La colère des agriculteurs ne retombe pas malgré les concessions de Bruxelles

En France, les agriculteurs maintiennent la pression sur les autoroutes aux abords de Paris. (AFP).
En France, les agriculteurs maintiennent la pression sur les autoroutes aux abords de Paris. (AFP).
Short Url
Publié le Jeudi 01 février 2024

La colère des agriculteurs ne retombe pas malgré les concessions de Bruxelles

  • Mercredi, à la veille du sommet européen, des agriculteurs français et belges ont bloqué "ensemble" un point de passage à la frontière entre les deux pays
  • En France, les agriculteurs maintiennent la pression sur les autoroutes aux abords de Paris

PARIS: Malgré les concessions de Bruxelles, où se réunissent jeudi les dirigeants européens, la colère des agriculteurs dans l'UE ne retombe pas, notamment en France où les blocages d'axes stratégiques doivent se poursuivre pour la quatrième journée consécutive.

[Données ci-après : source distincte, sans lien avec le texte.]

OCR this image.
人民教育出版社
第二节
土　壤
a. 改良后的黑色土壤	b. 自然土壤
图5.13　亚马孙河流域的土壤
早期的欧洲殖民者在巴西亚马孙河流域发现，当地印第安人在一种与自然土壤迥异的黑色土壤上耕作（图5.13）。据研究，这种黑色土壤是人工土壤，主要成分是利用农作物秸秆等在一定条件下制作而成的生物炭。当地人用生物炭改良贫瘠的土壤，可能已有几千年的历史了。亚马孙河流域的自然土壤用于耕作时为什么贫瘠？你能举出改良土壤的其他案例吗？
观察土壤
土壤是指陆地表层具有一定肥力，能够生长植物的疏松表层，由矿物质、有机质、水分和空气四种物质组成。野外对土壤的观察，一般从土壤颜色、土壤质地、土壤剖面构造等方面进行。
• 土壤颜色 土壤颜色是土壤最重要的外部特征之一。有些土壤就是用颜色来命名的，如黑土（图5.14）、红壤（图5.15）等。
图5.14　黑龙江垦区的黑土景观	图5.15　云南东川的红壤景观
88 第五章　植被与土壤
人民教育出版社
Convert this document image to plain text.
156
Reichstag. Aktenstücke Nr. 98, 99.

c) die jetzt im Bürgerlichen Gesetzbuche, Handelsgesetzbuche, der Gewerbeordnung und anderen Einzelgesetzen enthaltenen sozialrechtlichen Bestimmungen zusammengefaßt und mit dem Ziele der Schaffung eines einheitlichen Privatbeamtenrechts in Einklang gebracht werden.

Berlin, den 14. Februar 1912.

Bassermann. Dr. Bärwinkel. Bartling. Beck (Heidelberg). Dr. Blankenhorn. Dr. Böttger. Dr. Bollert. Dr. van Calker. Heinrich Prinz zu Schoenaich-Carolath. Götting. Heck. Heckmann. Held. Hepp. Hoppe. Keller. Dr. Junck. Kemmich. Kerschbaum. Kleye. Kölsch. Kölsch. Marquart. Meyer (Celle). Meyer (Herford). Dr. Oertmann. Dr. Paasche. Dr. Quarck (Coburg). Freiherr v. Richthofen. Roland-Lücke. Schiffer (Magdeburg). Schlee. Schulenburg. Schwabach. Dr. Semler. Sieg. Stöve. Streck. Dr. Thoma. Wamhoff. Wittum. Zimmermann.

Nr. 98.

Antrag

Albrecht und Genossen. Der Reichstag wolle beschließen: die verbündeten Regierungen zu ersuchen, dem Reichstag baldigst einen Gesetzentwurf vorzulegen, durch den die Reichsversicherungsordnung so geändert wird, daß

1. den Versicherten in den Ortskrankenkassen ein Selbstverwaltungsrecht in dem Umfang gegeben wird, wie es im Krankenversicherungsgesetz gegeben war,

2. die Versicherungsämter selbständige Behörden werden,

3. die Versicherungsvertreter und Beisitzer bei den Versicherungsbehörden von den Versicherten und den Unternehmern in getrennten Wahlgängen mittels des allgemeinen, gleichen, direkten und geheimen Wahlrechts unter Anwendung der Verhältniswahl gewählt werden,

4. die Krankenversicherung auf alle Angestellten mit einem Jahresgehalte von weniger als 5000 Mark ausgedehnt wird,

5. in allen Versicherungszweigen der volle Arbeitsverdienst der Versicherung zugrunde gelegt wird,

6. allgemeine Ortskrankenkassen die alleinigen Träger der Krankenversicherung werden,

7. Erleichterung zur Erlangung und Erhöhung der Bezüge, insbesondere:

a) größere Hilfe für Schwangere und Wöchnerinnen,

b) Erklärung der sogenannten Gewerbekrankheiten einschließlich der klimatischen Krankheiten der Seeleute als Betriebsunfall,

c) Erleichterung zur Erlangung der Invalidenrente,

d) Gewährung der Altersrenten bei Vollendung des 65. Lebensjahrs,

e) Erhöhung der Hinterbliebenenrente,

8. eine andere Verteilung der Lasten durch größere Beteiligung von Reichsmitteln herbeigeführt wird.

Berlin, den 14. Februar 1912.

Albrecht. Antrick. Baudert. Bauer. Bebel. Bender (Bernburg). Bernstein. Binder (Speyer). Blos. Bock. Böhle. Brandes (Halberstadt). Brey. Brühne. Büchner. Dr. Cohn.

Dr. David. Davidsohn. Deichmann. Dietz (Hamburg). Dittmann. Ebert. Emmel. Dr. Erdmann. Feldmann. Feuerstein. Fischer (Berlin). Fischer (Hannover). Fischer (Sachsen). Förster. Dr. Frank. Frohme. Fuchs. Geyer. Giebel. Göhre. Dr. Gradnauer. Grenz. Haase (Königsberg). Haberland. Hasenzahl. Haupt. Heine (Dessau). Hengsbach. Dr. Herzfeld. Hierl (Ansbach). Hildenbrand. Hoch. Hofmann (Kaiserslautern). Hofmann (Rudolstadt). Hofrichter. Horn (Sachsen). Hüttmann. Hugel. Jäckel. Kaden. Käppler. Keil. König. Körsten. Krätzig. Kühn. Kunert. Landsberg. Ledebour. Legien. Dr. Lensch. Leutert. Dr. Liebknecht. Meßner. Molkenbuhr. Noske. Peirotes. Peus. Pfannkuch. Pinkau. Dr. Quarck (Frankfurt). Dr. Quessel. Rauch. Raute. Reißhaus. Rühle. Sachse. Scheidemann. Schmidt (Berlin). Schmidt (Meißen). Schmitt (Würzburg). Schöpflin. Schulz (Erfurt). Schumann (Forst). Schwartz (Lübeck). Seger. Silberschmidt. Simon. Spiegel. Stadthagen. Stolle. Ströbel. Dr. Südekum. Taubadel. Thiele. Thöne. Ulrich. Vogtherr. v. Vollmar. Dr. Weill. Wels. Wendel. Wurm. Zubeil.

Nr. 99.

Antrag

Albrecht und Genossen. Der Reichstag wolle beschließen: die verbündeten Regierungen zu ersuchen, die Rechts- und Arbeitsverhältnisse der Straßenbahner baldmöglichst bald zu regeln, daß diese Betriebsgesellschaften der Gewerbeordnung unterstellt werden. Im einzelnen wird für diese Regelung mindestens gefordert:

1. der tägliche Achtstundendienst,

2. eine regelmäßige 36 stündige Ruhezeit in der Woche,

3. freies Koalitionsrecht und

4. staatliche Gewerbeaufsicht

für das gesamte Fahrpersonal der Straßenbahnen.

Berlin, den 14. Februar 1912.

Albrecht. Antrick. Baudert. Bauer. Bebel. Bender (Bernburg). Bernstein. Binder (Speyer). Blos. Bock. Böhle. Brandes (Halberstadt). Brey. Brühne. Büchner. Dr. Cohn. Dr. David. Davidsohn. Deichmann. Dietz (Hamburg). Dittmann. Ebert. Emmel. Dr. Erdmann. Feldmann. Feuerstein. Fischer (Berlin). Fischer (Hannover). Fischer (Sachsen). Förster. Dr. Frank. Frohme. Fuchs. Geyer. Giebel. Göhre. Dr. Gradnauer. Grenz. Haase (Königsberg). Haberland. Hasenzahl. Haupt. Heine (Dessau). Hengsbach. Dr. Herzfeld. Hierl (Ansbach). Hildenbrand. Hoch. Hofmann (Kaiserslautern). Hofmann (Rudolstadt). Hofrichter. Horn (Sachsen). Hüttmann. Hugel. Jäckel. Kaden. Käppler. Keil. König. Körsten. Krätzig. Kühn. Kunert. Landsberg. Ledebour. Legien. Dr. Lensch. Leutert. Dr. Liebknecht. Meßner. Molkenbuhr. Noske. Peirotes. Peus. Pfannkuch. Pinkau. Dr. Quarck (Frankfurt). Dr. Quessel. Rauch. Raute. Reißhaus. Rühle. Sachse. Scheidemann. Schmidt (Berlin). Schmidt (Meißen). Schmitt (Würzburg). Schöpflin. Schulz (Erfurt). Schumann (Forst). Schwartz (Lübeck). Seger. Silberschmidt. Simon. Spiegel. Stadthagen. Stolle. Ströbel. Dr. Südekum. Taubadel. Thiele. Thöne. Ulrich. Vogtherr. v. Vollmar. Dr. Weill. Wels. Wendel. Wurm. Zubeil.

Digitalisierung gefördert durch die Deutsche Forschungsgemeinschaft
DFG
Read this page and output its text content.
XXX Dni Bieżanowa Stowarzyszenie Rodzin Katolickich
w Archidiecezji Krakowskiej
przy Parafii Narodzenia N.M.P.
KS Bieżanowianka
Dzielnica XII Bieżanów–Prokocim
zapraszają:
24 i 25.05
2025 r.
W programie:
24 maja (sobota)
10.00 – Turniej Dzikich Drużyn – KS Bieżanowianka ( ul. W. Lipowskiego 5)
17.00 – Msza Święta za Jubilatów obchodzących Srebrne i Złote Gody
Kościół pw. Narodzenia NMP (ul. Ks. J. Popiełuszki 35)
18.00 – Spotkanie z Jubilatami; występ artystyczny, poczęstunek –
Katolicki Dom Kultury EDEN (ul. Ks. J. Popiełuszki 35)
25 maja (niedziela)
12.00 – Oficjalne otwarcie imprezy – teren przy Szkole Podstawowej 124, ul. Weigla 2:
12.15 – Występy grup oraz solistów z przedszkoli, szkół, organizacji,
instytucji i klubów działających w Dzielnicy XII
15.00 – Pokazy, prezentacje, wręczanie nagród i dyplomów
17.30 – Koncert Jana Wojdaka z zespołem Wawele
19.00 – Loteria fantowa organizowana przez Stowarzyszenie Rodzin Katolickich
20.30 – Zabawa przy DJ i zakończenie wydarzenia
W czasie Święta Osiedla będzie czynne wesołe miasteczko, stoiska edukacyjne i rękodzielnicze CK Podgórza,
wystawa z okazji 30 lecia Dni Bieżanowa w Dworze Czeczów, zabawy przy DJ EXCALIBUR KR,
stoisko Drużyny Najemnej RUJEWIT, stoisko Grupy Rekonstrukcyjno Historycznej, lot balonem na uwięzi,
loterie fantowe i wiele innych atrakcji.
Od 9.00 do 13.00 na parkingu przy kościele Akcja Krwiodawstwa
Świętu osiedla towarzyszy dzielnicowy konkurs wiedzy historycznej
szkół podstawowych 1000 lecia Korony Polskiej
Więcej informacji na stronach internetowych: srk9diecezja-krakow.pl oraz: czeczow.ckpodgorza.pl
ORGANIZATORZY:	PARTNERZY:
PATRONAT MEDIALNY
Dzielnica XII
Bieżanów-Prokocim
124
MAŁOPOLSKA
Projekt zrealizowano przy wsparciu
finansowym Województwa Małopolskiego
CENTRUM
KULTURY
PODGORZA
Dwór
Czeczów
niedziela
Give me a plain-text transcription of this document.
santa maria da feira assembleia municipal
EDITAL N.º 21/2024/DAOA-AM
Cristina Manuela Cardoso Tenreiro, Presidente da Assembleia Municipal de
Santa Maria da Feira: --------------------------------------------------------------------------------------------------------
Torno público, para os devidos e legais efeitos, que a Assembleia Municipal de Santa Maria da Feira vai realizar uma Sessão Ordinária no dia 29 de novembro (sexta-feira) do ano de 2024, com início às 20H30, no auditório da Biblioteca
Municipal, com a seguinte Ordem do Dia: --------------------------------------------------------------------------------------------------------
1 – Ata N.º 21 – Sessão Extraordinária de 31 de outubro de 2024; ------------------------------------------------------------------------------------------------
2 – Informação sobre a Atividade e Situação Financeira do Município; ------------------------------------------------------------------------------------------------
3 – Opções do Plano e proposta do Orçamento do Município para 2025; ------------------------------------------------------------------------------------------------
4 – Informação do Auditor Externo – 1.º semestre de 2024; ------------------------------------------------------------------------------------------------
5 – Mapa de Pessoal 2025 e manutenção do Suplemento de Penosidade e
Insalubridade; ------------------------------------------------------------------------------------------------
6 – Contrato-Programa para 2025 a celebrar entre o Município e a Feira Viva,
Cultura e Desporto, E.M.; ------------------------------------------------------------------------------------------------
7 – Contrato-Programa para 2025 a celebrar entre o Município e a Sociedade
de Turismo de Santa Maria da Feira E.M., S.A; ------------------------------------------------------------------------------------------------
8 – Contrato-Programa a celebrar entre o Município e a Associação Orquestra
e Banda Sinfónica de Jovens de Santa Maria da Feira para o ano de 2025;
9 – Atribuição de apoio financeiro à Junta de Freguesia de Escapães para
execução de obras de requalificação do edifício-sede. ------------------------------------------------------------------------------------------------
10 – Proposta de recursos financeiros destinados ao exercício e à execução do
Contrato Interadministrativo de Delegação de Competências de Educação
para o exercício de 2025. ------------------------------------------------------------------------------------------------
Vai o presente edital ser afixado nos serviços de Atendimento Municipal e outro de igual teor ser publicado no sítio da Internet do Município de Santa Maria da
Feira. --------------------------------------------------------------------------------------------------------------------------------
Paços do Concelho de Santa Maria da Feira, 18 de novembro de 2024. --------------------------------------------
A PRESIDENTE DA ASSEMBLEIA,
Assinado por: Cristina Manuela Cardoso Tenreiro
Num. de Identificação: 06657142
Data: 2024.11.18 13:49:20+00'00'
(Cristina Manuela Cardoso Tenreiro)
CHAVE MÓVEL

Si la colère du monde agricole ne figure pas au menu officiel des discussions du sommet de Bruxelles, plusieurs centaines de tracteurs devraient converger à proximité des lieux de la réunion, devant le Parlement européen, selon les organisateurs.

Mercredi, à la veille du sommet européen, des agriculteurs français et belges ont bloqué "ensemble" un point de passage à la frontière entre les deux pays, dénonçant "la distorsion de concurrence" entérinée par les accords de libre échange, et réclamant  "des annonces très fortes" jeudi.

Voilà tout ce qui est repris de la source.